Si è aperta la caccia alla poltrona del presidente del Consiglio europeo, oggi occupata dall’ex premier polacco, Donald Tusk, scaricato ufficialmente da Jaroslaw Kaczynski, il leader del Pis (il partito populista al governo a Varsavia con la premier Beata Szydlo). Kaczynski è tornato alla carica e ha confermato che, quando a maggio dovrà essere rinnovato il presidente del Consiglio europeo, Tusk non avrà l’appoggio della Polonia perché “sta violando le regole fondamentali dell’Ue” ed in particolare “quella della neutralità sui problemi interni degli Stati membri”. Il riferimento è allo scontro fra Varsavia e Bruxelles sulle riforme introdotte dal Pis e considerate in violazione delle regole dello Stato di diritto. Ma in sottofondo c’è l’accusa a Tusk di corresponsabilità nell’incidente aereo del 10 aprile 2010 a Smolensk, il volo di Stato in cui morirono 96 persone tra cui il fratello di Jarioslaw, l’allora presidente Lech.
A stretto giro ha replicato il Partito popolare europeo che si è mosso in blocco per fare scudo intorno a Tusk e mettere fuori discussione la sua riconferma per altri due anni e mezzo al vertice dell’istituzione europea che sempre di più negli ultimi anni ha assunto un ruolo centrale nei meccanismi decisionali comunitari. Il presidente del Ppe, il francese Joseph Daul, ha annunciato su Twitter che tutto il partito è concorde nel sostenere Tusk, in vista del Consiglio europeo del 9 e 10 marzo che dovrebbe discutere la questione. Il portavoce del Ppe, Siegfried Mureşan, ha poi precisato che Daul “stava parlando per conto dell’intero Ppe, inclusi tutti i capi di Stato e di governo” espressi dal partito. Come dire che Tusk ha prima di tutto il sostegno pesante di Angela Merkel.
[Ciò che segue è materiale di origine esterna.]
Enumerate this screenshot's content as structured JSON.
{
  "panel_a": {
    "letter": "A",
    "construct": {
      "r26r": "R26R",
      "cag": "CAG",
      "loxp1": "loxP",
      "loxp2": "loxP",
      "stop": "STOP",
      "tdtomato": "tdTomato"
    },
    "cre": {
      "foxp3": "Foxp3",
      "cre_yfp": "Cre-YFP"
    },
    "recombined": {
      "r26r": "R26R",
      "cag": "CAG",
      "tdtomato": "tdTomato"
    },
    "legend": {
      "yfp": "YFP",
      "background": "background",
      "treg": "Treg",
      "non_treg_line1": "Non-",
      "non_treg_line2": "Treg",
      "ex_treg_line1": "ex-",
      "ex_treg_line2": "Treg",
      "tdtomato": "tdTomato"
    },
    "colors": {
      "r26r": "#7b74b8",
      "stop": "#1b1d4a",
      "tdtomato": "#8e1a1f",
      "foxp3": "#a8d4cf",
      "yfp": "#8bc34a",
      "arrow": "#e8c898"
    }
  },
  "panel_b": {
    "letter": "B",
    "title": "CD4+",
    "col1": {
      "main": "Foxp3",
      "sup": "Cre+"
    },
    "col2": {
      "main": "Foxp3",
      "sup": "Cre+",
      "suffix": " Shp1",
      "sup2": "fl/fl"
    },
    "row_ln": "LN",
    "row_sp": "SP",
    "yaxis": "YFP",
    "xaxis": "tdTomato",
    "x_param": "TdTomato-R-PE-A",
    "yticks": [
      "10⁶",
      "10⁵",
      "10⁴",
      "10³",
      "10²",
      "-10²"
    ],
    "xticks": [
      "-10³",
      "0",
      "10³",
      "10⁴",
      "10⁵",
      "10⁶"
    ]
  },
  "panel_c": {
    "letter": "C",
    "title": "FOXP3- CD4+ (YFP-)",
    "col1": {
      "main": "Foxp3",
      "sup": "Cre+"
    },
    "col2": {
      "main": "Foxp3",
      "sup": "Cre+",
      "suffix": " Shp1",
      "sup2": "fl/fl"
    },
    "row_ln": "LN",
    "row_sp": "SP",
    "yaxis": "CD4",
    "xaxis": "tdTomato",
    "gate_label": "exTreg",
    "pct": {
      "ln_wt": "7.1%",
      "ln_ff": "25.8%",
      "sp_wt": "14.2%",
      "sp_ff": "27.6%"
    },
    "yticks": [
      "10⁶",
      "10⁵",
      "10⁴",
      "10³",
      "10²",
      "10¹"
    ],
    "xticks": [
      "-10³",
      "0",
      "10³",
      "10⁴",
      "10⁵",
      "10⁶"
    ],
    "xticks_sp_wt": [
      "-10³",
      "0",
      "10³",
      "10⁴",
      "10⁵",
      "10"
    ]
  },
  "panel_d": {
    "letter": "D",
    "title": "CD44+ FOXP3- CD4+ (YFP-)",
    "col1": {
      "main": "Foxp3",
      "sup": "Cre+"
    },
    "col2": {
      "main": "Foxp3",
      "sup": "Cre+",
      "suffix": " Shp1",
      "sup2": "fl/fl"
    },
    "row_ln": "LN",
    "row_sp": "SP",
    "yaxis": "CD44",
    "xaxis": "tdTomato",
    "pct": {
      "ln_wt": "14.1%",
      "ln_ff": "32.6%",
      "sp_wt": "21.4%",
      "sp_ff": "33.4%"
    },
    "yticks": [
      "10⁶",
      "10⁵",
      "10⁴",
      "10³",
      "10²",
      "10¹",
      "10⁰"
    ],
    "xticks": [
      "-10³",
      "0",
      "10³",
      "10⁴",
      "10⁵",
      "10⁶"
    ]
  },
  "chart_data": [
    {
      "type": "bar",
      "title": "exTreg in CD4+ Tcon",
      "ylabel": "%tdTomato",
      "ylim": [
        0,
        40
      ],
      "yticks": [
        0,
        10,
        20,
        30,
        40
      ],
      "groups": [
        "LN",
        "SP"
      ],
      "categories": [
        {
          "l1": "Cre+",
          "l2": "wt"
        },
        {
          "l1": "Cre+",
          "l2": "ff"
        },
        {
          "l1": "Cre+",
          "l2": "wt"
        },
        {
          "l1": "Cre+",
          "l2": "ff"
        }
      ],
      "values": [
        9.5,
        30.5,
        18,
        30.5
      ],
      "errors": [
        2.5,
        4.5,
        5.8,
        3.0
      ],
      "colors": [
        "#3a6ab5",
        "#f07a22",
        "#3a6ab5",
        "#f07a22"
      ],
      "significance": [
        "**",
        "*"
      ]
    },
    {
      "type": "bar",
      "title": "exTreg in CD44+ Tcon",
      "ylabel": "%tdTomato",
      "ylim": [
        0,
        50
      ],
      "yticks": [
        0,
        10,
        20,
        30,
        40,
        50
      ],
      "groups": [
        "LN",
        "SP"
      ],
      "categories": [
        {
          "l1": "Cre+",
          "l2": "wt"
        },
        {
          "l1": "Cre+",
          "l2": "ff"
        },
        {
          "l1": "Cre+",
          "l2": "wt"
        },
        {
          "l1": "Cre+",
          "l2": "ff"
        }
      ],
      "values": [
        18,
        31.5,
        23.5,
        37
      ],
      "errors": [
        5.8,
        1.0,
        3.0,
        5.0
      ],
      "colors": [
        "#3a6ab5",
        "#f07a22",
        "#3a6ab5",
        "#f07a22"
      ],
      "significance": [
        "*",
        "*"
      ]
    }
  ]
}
Tutto ciò serve a spiegare anche i rumors delle scorse settimane sulle presunte e imminenti dimissioni di Jean-Claude Juncker, peraltro smentite dalla Commissione. “Tutto inventato” ha spiegato una fonte. “Nulla di vero” ha fatto eco un’altra. Ma c’è chi a Bruxelles dà un’altra lettura dei rumors: Juncker sa che 4 popolari (o quasi) presidenti di 4 maggiori istituzioni europee non sono sostenibili. Tusk ha la copertura della Merkel, Tajani è stato appena eletto. Lenaerts alla Corte di Giustizia è inamovibile per altri 5 anni.
Juncker dunque è diventato il vaso di coccio (insieme al suo capo di gabinetto Selmayr di cui molti si vogliono vendicare, Francia in testa prima della fine di Hollande). Quindi fa girare l’ipotesi delle dimissioni con l’obiettivo di stanare i governi e farsi dire che no, non deve andarsene perché serve alla guida della Commissione.
“Ma questo non è accaduto. Anzi i Popolari fanno quadrato intorno a Tusk. Difficile però che possano pensare di mantenere tutte le posizioni attuali. Qualcosa dovranno cedere e Juncker si sente in bilico. Il possibile sostituto? Il primo vicepresidente, il socialista olandese Frans Timmermans” osserva un protagonista delle vicende comunitarie che di solito non sbaglia. Inoltre La nomina del presidente del Consiglio europeo è l’unica che si vota a maggioranza qualificata. Quindi il presunto “veto” polacco non conta nulla mentre i socialisti hanno i numeri per far fuori Juncker.